For an instant Sorenson wavered between whether he should obey her command or strike her as his rage prompted. A very devil of passion beating in his breast urged him to show her her place, deal with her as he would like to do and as she deserved––throw her down and drag her by the hair until she crawled forward and clasped his knees in subjection. But the look in her eyes cooled this half-insane, whiskey-inspired desire.
He took his hand off her wrist, picked up his hat.
“You can’t throw me down this way,” he sneered. “You’re going to marry me just the same, whether you think so or not. I have a voice in this engagement, and you can’t break your word and promise to me 124 because it happens to strike your fancy. Not for a single minute!”
“If you were a gentleman and a decent man you wouldn’t say that.”

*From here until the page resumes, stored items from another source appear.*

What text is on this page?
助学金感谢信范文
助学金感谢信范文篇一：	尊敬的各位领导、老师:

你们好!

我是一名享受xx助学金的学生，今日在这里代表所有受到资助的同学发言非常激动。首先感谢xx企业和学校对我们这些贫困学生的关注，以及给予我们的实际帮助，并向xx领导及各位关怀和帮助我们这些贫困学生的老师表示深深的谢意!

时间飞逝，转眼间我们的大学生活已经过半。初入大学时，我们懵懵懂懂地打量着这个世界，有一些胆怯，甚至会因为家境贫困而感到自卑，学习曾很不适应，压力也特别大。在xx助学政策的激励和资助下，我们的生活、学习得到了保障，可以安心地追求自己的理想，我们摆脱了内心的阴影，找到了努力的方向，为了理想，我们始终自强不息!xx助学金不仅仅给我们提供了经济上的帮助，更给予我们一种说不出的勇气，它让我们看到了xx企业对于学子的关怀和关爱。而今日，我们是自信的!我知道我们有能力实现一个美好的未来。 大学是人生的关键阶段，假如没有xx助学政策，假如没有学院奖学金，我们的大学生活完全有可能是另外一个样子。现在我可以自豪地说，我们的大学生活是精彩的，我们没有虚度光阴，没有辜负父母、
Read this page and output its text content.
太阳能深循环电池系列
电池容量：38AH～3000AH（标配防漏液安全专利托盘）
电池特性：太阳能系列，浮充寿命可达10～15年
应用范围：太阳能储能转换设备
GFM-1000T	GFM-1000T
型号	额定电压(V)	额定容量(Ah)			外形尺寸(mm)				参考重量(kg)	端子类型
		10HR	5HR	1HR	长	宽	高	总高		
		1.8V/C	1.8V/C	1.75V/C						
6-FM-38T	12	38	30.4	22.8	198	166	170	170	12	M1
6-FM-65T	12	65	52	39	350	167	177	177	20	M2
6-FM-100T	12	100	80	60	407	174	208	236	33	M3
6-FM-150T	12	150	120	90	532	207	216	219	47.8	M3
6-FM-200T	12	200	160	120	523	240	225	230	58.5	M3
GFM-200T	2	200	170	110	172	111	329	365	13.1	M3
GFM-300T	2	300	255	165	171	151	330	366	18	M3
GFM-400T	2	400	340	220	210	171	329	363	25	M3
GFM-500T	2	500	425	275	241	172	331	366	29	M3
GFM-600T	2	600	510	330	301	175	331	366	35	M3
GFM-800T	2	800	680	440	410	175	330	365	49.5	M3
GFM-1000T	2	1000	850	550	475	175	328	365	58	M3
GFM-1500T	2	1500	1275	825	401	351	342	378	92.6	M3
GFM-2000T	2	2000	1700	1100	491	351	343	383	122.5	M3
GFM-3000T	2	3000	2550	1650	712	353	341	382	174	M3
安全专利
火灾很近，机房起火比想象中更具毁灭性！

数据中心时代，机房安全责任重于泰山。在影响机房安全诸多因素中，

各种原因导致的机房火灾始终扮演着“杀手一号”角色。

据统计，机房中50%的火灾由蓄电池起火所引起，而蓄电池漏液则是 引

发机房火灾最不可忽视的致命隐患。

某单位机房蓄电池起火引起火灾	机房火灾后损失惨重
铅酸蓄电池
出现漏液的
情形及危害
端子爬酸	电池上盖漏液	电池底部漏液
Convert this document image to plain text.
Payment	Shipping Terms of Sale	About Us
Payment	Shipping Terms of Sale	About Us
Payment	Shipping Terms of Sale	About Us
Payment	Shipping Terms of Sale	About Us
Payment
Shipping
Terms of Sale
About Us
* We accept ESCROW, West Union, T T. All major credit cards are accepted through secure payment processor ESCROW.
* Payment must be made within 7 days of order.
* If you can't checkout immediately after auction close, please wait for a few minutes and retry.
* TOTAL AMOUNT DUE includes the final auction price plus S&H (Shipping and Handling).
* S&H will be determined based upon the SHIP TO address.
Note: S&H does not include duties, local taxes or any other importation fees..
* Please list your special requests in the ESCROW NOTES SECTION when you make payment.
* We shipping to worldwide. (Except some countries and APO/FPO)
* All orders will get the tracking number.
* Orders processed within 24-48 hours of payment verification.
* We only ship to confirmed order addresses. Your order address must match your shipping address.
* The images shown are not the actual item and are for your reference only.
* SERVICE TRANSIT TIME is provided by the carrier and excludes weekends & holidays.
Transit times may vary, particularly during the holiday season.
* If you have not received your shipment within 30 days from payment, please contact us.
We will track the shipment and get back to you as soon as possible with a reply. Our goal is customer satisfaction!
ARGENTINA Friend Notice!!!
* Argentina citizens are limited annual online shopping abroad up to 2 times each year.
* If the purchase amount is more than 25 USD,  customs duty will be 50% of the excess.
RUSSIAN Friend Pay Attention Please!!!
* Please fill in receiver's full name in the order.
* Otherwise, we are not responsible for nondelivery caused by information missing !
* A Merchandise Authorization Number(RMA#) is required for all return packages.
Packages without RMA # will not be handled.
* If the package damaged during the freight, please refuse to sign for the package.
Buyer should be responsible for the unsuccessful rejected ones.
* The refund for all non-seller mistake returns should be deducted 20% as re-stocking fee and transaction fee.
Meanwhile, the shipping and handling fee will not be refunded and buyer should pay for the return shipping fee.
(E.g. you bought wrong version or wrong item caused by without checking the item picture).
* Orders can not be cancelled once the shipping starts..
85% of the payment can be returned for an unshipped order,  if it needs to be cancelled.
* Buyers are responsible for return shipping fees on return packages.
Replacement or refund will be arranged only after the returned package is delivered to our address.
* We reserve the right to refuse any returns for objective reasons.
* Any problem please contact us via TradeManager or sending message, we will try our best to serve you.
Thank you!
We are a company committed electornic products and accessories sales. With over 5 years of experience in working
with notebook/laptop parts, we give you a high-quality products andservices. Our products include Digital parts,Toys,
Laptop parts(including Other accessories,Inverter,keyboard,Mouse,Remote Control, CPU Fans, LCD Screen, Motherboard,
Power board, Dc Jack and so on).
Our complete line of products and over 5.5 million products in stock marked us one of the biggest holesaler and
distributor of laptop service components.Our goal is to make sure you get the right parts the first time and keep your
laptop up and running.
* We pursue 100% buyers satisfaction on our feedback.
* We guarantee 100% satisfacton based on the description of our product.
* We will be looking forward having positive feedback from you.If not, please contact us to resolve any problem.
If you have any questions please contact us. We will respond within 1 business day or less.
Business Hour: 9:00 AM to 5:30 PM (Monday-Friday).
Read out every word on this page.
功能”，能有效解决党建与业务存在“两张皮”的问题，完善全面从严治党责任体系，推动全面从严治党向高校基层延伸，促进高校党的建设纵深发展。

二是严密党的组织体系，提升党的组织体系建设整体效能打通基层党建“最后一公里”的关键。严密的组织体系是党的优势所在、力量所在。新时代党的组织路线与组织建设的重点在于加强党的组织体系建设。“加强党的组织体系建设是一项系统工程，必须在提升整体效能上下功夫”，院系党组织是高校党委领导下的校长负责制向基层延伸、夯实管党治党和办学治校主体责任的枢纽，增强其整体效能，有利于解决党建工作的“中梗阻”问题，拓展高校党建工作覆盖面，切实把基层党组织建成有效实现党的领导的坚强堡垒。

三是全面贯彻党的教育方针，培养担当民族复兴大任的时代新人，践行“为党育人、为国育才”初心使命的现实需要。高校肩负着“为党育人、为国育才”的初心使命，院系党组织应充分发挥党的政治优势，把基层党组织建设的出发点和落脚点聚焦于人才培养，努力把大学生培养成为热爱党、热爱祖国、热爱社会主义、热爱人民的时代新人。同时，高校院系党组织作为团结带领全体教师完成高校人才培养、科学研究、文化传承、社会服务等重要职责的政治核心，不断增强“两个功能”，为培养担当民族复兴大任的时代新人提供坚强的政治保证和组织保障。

“I’m not either, by your judgment, so I do say it. I say it again: you’re going to marry me, willingly or unwillingly. Now if after thinking it over, you want to forget all this and go on as before, all right. If not, our engagement still holds just the same. You may release me, but I haven’t released you. Remember that. And keep away from that engineer if you know what’s best for you!”
With a scowl he stalked out of the house, leaving a very angry, very tremulous and very heart-sick girl. The fellow was in truth not a man, she perceived, but a creature so conscienceless and loathsome that she seemed contaminated through and through by his touch, his words, and their previous relations. How grossly he had deceived her as to his real character! What a horrible future as his wife she had escaped! Nor was she yet free, for he promised to make an infinity of trouble.
That day she could do nothing. Her father noting her face asked what was the trouble, and she told him the whole affair.
“I’ve heard rumors of late about him and was worried,” he said. “You did the only thing, of course. Pay no attention to his words; I’ll see he doesn’t annoy you.”
It was three or four days afterwards that she called Weir up at the dam in a desire to hear the voice of a man she knew to be straight and upright.